Der Anfang vom Ende Albrecht Haushofers nahte mit dem, was er als sein Meisterwerk in der Politik erhofft haben mag: dem mysteriösen Flug von Heß nach Großbritannien. Auch wenn bis heute unklar ist, was der Hitler-Stellvertreter mit seiner Nacht-und-Nebel-Aktion im Mai 1941 genau wollte und ob er tatsächlich ganz auf eigene Faust handelte: Albrecht Haushofer lieferte Heß Kontakte im Vereinigten Königreich und Ideen für dessen Plan, zwischen Deutschland und Großbritannien einen Separatfrieden auszuhandeln. Er hätte die Expansion der Nazis im Osten erleichtert, den gefährlichen Zweifrontenkrieg beendet.

Doch die Initiative des naiven Hitler-Stellvertreters scheiterte grandios. Heß wurde entweder als Irrer oder Verräter hingestellt. Sein Helfer Albrecht Haushofer wurde aus dem Auswärtigen Amt entlassen, landete für mehrere Wochen in Haft und wurde seitdem von der Gestapo überwacht. In einem Buch des „Haus am Checkpoint Charlie“-Gründers und Haushofer-Schülers Rainer Hildebrandt erinnert sich Rainer Haushofer, ein Neffe Albrechts, an eine Geschichte, die sein Vater ihm erzählt hat und in dieser Zeit gespielt haben muss: Karl Haushofer sagte bei einer Diskussion mit seinem Sohn Albrecht am Hartschimmelhof über das Problem des Tyrannenmordes: „Non licet, non licet.“ Albrecht Haushofer antwortet: „Man darf nicht, aber man muss.“

In der Hand des toten Albrecht Haushofer findet man seine „Moabiter Sonette“

Und offenbar tat Albrecht Haushofer etwas.
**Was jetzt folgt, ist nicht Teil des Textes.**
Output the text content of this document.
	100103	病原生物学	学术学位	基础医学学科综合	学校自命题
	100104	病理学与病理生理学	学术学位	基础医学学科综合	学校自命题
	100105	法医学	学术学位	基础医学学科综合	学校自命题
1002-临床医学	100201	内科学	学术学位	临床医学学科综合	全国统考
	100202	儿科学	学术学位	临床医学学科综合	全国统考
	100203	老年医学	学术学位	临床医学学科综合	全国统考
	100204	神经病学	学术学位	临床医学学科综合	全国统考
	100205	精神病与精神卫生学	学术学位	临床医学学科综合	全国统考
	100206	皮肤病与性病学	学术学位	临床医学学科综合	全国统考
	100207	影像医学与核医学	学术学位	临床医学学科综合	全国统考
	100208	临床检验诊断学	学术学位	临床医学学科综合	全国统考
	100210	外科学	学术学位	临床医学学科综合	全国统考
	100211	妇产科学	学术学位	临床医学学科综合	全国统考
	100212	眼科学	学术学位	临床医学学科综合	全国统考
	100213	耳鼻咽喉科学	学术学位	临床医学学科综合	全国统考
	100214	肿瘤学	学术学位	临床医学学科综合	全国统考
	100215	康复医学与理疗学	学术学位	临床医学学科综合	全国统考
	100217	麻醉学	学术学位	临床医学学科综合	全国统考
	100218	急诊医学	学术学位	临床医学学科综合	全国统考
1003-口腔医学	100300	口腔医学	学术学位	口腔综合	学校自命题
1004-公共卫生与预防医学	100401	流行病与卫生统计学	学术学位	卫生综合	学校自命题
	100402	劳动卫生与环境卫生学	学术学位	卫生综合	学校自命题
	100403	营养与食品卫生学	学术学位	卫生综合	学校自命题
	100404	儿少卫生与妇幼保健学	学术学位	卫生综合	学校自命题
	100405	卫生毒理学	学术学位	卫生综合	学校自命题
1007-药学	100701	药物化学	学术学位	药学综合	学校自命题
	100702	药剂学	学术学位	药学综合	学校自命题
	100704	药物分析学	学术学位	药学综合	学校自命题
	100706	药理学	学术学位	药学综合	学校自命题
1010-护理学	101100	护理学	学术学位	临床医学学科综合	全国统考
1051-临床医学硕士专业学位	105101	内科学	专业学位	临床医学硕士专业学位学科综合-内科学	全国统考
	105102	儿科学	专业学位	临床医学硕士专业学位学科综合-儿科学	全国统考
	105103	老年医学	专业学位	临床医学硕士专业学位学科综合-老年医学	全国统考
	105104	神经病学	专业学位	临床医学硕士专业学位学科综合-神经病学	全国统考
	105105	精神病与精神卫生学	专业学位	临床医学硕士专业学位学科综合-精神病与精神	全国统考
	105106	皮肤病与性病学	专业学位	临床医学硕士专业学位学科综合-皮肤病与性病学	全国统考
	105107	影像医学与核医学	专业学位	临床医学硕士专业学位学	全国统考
Nach dem Fehlschlag des Hitler-Attentats vom 20. Juli 1944 ahnte Albrecht Haushofer, dass ihm die Kontakte zu den Verschwörern gefährlich werden könnten. Er tauchte bei einer Bäuerin in Mittergraseck bei Partenkirchen unter, wurde aber auch hier im Dezember 1944 entdeckt, verhaftet und ins Gefängnis Moabit an der Lehrter Straße gebracht. In der Haft schrieb er auf eingeschleustem Papier innerhalb eines Vierteljahres in strenger Versform 80 Sonette. In ihnen setzte er sich, teils selbstkritisch, teils entschuldigend, mit der eigenen und seines Volkes Schuld an der mörderischen Diktatur und dem Krieg auseinander. Die Gedichte kursierten zwischen den Zellen der Haftanstalt, eine Handschrift dieser „Moabiter Sonette“ wurde herausgeschmuggelt.
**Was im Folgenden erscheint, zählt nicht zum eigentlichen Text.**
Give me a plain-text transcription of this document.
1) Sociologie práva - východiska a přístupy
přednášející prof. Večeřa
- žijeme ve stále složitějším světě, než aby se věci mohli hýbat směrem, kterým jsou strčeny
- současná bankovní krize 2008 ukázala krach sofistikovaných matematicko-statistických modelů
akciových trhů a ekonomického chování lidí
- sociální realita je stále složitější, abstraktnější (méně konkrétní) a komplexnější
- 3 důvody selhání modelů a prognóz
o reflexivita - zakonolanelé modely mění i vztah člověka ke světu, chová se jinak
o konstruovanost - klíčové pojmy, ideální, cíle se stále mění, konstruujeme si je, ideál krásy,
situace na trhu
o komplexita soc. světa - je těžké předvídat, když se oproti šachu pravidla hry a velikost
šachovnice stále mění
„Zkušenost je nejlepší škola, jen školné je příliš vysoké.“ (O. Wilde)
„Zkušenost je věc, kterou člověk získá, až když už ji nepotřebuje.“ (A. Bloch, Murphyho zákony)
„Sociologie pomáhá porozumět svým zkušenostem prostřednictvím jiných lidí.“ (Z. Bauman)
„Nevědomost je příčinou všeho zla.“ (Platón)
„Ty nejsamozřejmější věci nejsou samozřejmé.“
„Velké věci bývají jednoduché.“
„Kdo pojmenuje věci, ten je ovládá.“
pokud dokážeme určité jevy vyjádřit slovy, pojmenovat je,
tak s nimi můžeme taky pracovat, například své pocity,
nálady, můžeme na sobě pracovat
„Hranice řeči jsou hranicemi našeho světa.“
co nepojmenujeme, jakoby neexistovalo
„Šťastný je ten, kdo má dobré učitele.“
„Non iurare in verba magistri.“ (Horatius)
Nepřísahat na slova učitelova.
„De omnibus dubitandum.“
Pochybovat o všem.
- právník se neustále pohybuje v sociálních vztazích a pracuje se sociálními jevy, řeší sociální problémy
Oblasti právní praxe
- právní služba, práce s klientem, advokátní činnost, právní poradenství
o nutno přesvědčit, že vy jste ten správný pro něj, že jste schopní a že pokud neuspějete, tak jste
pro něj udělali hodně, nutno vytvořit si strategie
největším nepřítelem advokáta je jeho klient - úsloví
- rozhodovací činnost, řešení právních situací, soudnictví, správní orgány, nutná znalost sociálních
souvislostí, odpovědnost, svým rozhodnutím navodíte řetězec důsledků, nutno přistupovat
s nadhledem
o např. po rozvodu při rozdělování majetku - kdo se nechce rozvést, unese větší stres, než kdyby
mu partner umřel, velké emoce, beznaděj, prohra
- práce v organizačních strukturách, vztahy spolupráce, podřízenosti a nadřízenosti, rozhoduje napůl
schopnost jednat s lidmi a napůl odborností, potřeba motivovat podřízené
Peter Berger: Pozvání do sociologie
Während des letzten großen Bombenangriffs auf die Hauptstadt schließlich, vom 23. auf den 24. April 1945, wurde Albrecht Haushofer mit rund einem Dutzend Mitgefangenen von einer SS-Einheit aus dem Gefängnis geführt. Auf einem Trümmerfeld vor dem heutigen Lehrter Bahnhof wurden sie im Lärm des Endkampfes um die Hauptstadt durch Genickschuss getötet. In der Hand Albrecht Haushofers findet sein Bruder Heinz später eine blutbefleckte Abschrift seiner „Moabiter Sonette“. Mit bloßen Händen begräbt er ihn auf dem alten Friedhof der Johanneskirche in Moabit.
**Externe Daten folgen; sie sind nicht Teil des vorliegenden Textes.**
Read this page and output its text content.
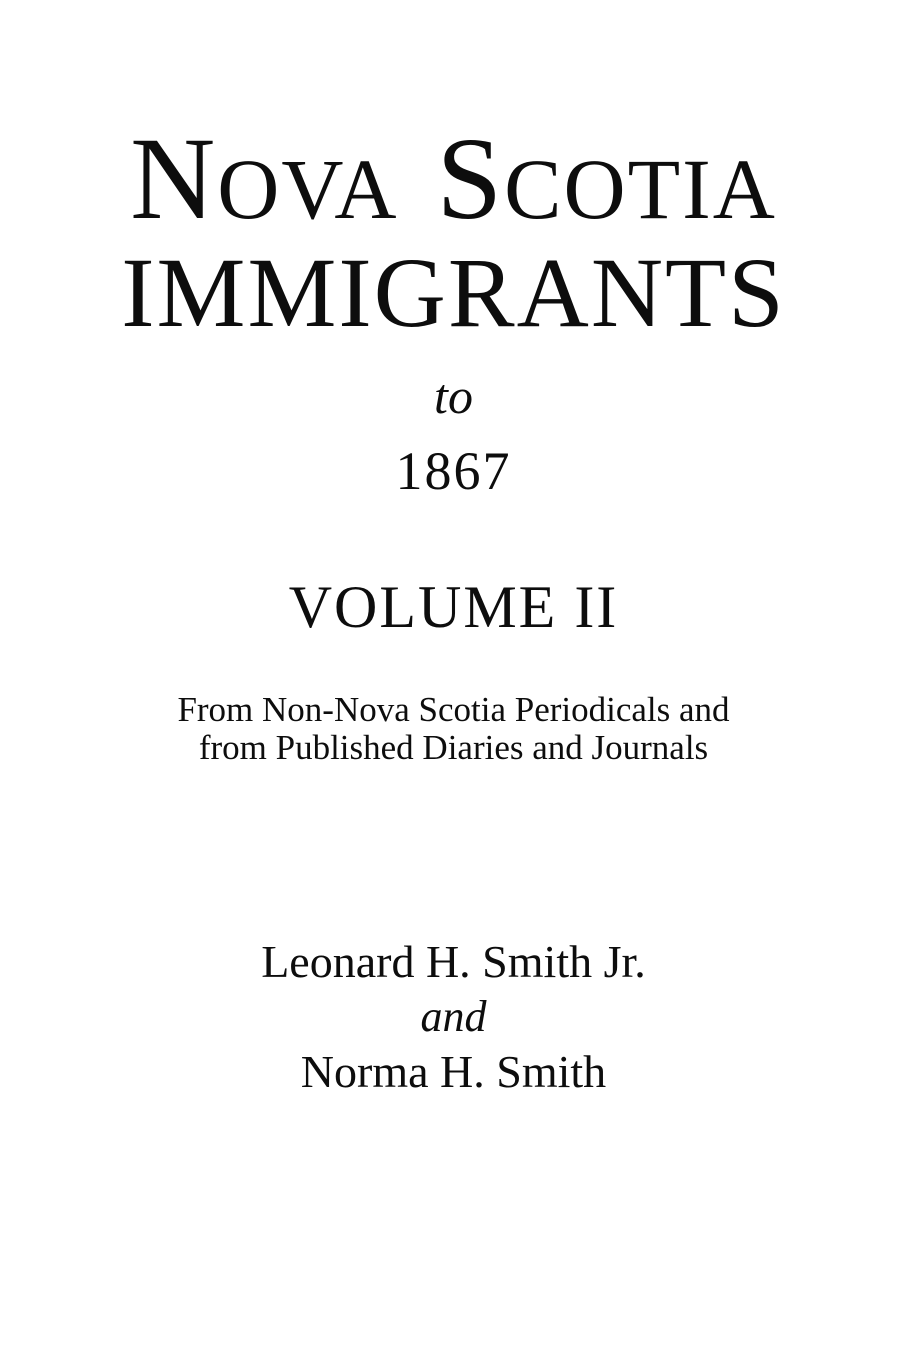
NOVA SCOTIA
IMMIGRANTS
to
1867
VOLUME II
From Non-Nova Scotia Periodicals and
from Published Diaries and Journals
Leonard H. Smith Jr.
and
Norma H. Smith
Die Sonette Albrecht Haushofers wurden in der Nachkriegszeit zuerst von US-Offizieren veröffentlicht. Sie erlangten große Popularität, da die Gedanken des konservativen Patrioten, sein Schwanken zwischen Opportunismus, Mitmachen und Widerstand in der Nazizeit, so recht in die Gefühlslage vieler Deutscher Ende der Vierziger-, Anfang der Fünfzigerjahre passten. Vor einem Jahr wurde im Beisein von Bundesinnenminister Otto Schily (SPD) nahe seinem Ministerium in Moabit ein Denkmal zu Ehren Albrecht Haushofers enthüllt. Schily sagte damals: „Die Erinnerung an ihn sollte uns mahnen, unser Gewissen wach zu halten.“

Die „Moabiter Sonette“ wirken heute verstaubt. Doch die Umstände ihrer Niederschrift und das Schicksal ihres Schreibers ergreifen. Albrecht Haushofer war einer, der sein Gewissen erst spät entdeckte. Aber er ist dem Ruf dieser Stimme schließlich gefolgt. Bis in den Tod.